# Berry Bread



## Domestic Goddess (Jul 28, 2016)

This actually is a dessert which my family enjoys on those hot summer days. Just mix the thawed, frozen, sweetened strawberries with the cream, and served over torn pieces of white bread.







Berry Bread

3-1/2 lbs. sliced frozen sweetened strawberries, thawed 
1/2 pint heavy whipping cream 
white bread, homemade or store bought, torn into small pieces 

In a large bowl, add the 3-1/2 lbs. (thawed) sweetened sliced strawberries. 

Stir in heavy cream until blended. 

Chill in the refrigerator 30 minutes to 1-2 hours. 

In serving bowls, add torn pieces of homemade, or store bought white bread. 

Pour desired amounts of the berry mixture over each bowl of bread. 
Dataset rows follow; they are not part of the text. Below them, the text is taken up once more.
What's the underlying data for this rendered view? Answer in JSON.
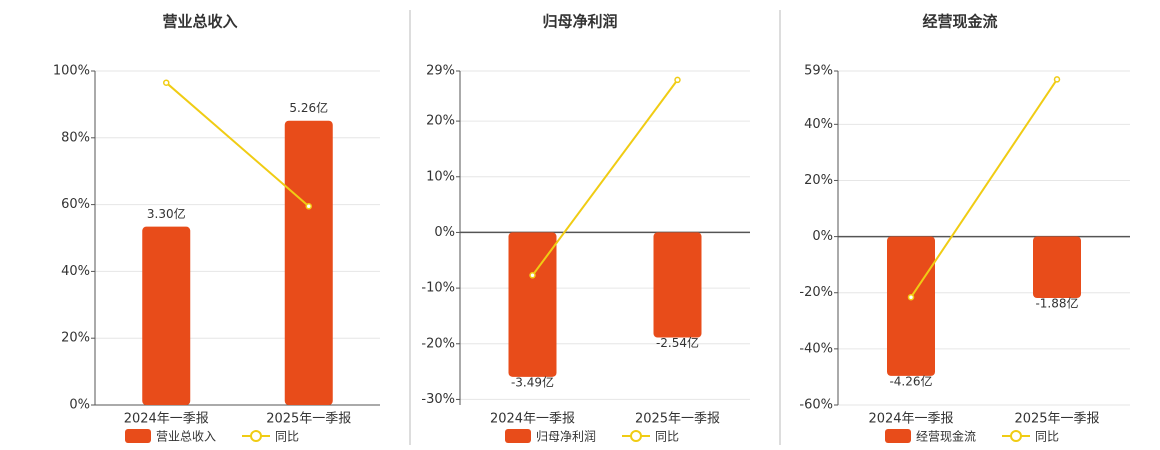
{
  "chart_data": [
    {
      "type": "bar",
      "title": "营业总收入",
      "categories": [
        "2024年一季报",
        "2025年一季报"
      ],
      "series": [
        {
          "name": "营业总收入",
          "type": "bar",
          "axis": "y2",
          "color": "#e84c1a",
          "values": [
            3.3,
            5.26
          ],
          "value_labels": [
            "3.30亿",
            "5.26亿"
          ]
        },
        {
          "name": "同比",
          "type": "line",
          "color": "#f0cc14",
          "values": [
            96.5,
            59.5
          ]
        }
      ],
      "ylim": [
        0,
        100
      ],
      "yticks": [
        {
          "value": 0,
          "label": "0%"
        },
        {
          "value": 20,
          "label": "20%"
        },
        {
          "value": 40,
          "label": "40%"
        },
        {
          "value": 60,
          "label": "60%"
        },
        {
          "value": 80,
          "label": "80%"
        },
        {
          "value": 100,
          "label": "100%"
        }
      ],
      "y2lim": [
        0,
        6.18
      ],
      "grid": true
    },
    {
      "type": "bar",
      "title": "归母净利润",
      "categories": [
        "2024年一季报",
        "2025年一季报"
      ],
      "series": [
        {
          "name": "归母净利润",
          "type": "bar",
          "axis": "y2",
          "color": "#e84c1a",
          "values": [
            -3.49,
            -2.54
          ],
          "value_labels": [
            "-3.49亿",
            "-2.54亿"
          ]
        },
        {
          "name": "同比",
          "type": "line",
          "color": "#f0cc14",
          "values": [
            -7.7,
            27.4
          ]
        }
      ],
      "ylim": [
        -31,
        29
      ],
      "yticks": [
        {
          "value": -30,
          "label": "-30%"
        },
        {
          "value": -20,
          "label": "-20%"
        },
        {
          "value": -10,
          "label": "-10%"
        },
        {
          "value": 0,
          "label": "0%"
        },
        {
          "value": 10,
          "label": "10%"
        },
        {
          "value": 20,
          "label": "20%"
        },
        {
          "value": 29,
          "label": "29%"
        }
      ],
      "y2lim": [
        -4.17,
        3.9
      ],
      "grid": true
    },
    {
      "type": "bar",
      "title": "经营现金流",
      "categories": [
        "2024年一季报",
        "2025年一季报"
      ],
      "series": [
        {
          "name": "经营现金流",
          "type": "bar",
          "axis": "y2",
          "color": "#e84c1a",
          "values": [
            -4.26,
            -1.88
          ],
          "value_labels": [
            "-4.26亿",
            "-1.88亿"
          ]
        },
        {
          "name": "同比",
          "type": "line",
          "color": "#f0cc14",
          "values": [
            -21.6,
            56.0
          ]
        }
      ],
      "ylim": [
        -60,
        59
      ],
      "yticks": [
        {
          "value": -60,
          "label": "-60%"
        },
        {
          "value": -40,
          "label": "-40%"
        },
        {
          "value": -20,
          "label": "-20%"
        },
        {
          "value": 0,
          "label": "0%"
        },
        {
          "value": 20,
          "label": "20%"
        },
        {
          "value": 40,
          "label": "40%"
        },
        {
          "value": 59,
          "label": "59%"
        }
      ],
      "y2lim": [
        -5.15,
        5.06
      ],
      "grid": true
    }
  ]
}
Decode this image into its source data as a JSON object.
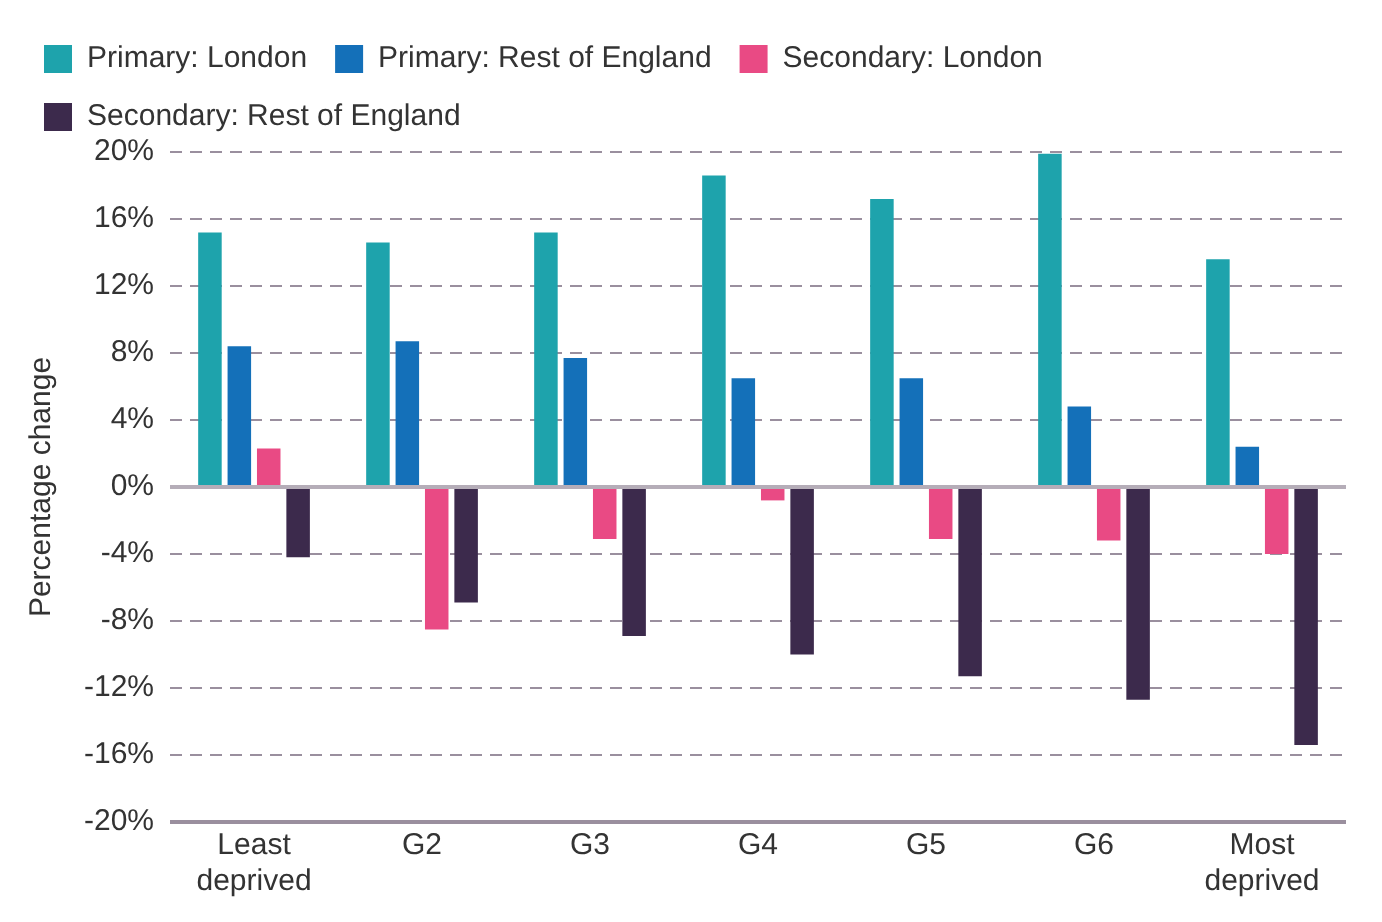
{
  "chart_data": {
    "type": "bar",
    "ylabel": "Percentage change",
    "categories": [
      "Least deprived",
      "G2",
      "G3",
      "G4",
      "G5",
      "G6",
      "Most deprived"
    ],
    "series": [
      {
        "name": "Primary: London",
        "color": "#1ea3ac",
        "values": [
          15.2,
          14.6,
          15.2,
          18.6,
          17.2,
          19.9,
          13.6
        ]
      },
      {
        "name": "Primary: Rest of England",
        "color": "#1470b9",
        "values": [
          8.4,
          8.7,
          7.7,
          6.5,
          6.5,
          4.8,
          2.4
        ]
      },
      {
        "name": "Secondary: London",
        "color": "#e94a84",
        "values": [
          2.3,
          -8.5,
          -3.1,
          -0.8,
          -3.1,
          -3.2,
          -4.0
        ]
      },
      {
        "name": "Secondary: Rest of England",
        "color": "#3c2a4c",
        "values": [
          -4.2,
          -6.9,
          -8.9,
          -10.0,
          -11.3,
          -12.7,
          -15.4
        ]
      }
    ],
    "ylim": [
      -20,
      20
    ],
    "yticks": [
      {
        "value": -20,
        "label": "-20%"
      },
      {
        "value": -16,
        "label": "-16%"
      },
      {
        "value": -12,
        "label": "-12%"
      },
      {
        "value": -8,
        "label": "-8%"
      },
      {
        "value": -4,
        "label": "-4%"
      },
      {
        "value": 0,
        "label": "0%"
      },
      {
        "value": 4,
        "label": "4%"
      },
      {
        "value": 8,
        "label": "8%"
      },
      {
        "value": 12,
        "label": "12%"
      },
      {
        "value": 16,
        "label": "16%"
      },
      {
        "value": 20,
        "label": "20%"
      }
    ],
    "grid": "y",
    "legend": "top"
  }
}
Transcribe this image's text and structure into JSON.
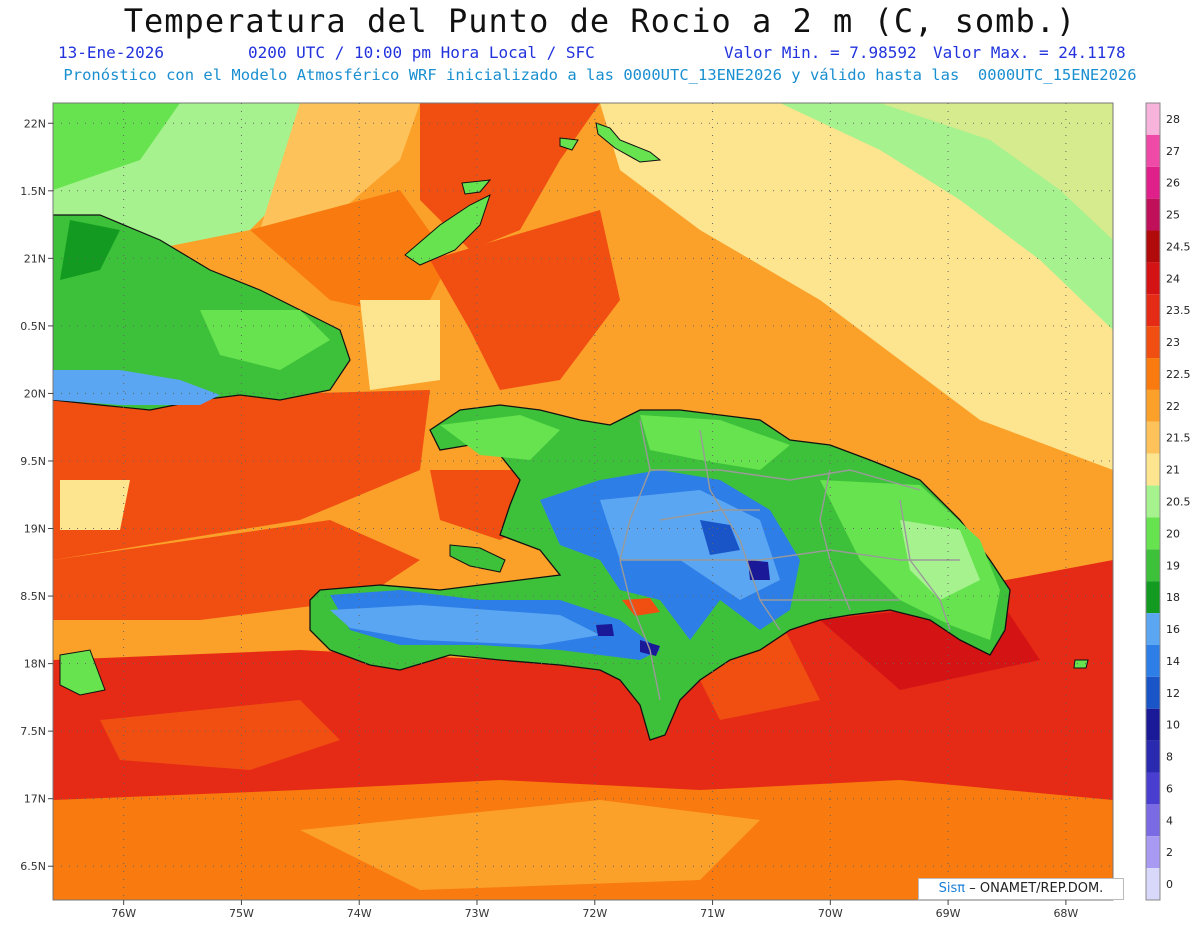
{
  "header": {
    "title": "Temperatura del Punto de Rocio a 2 m (C, somb.)",
    "date": "13-Ene-2026",
    "time": "0200 UTC / 10:00 pm Hora Local / SFC",
    "min_label": "Valor Min. = 7.98592",
    "max_label": "Valor Max. = 24.1178",
    "forecast": "Pronóstico con el Modelo Atmosférico WRF inicializado a las 0000UTC_13ENE2026 y válido hasta las  0000UTC_15ENE2026"
  },
  "credit": {
    "logo": "Sisπ",
    "text": "– ONAMET/REP.DOM."
  },
  "map": {
    "lon_range": [
      -76.6,
      -67.6
    ],
    "lat_range": [
      16.25,
      22.15
    ],
    "lat_ticks": [
      {
        "lat": 22,
        "label": "22N"
      },
      {
        "lat": 21.5,
        "label": "1.5N"
      },
      {
        "lat": 21,
        "label": "21N"
      },
      {
        "lat": 20.5,
        "label": "0.5N"
      },
      {
        "lat": 20,
        "label": "20N"
      },
      {
        "lat": 19.5,
        "label": "9.5N"
      },
      {
        "lat": 19,
        "label": "19N"
      },
      {
        "lat": 18.5,
        "label": "8.5N"
      },
      {
        "lat": 18,
        "label": "18N"
      },
      {
        "lat": 17.5,
        "label": "7.5N"
      },
      {
        "lat": 17,
        "label": "17N"
      },
      {
        "lat": 16.5,
        "label": "6.5N"
      }
    ],
    "lon_ticks": [
      {
        "lon": -76,
        "label": "76W"
      },
      {
        "lon": -75,
        "label": "75W"
      },
      {
        "lon": -74,
        "label": "74W"
      },
      {
        "lon": -73,
        "label": "73W"
      },
      {
        "lon": -72,
        "label": "72W"
      },
      {
        "lon": -71,
        "label": "71W"
      },
      {
        "lon": -70,
        "label": "70W"
      },
      {
        "lon": -69,
        "label": "69W"
      },
      {
        "lon": -68,
        "label": "68W"
      }
    ]
  },
  "legend": [
    {
      "label": "28",
      "color": "#f7b3db"
    },
    {
      "label": "27",
      "color": "#f04aa8"
    },
    {
      "label": "26",
      "color": "#e0208a"
    },
    {
      "label": "25",
      "color": "#c0105a"
    },
    {
      "label": "24.5",
      "color": "#b00a0a"
    },
    {
      "label": "24",
      "color": "#d41414"
    },
    {
      "label": "23.5",
      "color": "#e52a16"
    },
    {
      "label": "23",
      "color": "#f14f12"
    },
    {
      "label": "22.5",
      "color": "#f97a0e"
    },
    {
      "label": "22",
      "color": "#fba12a"
    },
    {
      "label": "21.5",
      "color": "#fdc35a"
    },
    {
      "label": "21",
      "color": "#fde48e"
    },
    {
      "label": "20.5",
      "color": "#a6f28e"
    },
    {
      "label": "20",
      "color": "#66e34e"
    },
    {
      "label": "19",
      "color": "#3ec13a"
    },
    {
      "label": "18",
      "color": "#139a20"
    },
    {
      "label": "16",
      "color": "#5aa6f2"
    },
    {
      "label": "14",
      "color": "#2e7ee8"
    },
    {
      "label": "12",
      "color": "#1a55c8"
    },
    {
      "label": "10",
      "color": "#1a1a98"
    },
    {
      "label": "8",
      "color": "#2a2ab0"
    },
    {
      "label": "6",
      "color": "#4a3ed0"
    },
    {
      "label": "4",
      "color": "#7a6ae4"
    },
    {
      "label": "2",
      "color": "#a89af2"
    },
    {
      "label": "0",
      "color": "#d8d8fa"
    }
  ]
}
Note: If using your own frozen strawberries, you may need to add a bit more granulated sugar, but according to taste. Do this before adding the cream. The amount of strawberries and cream added; depends upon you.


----------



## Dawgluver (Jul 28, 2016)

This sounds nice.  Bet it would be good over pieces of angel food cake as well.


----------



## Domestic Goddess (Jul 28, 2016)

Dawgluver said:


> This sounds nice. Bet it would be good over pieces of angel food cake as well.


 
Perhaps it would be!

We mainly serve it with the bread, as some of the bread soaks up the creamy strawberry liquid mixture. Our best time to enjoy this quick dessert is... when we have freshly picked corn-on-the-cob. The corn-on-the-cob and the berry bread make for a great meal.


----------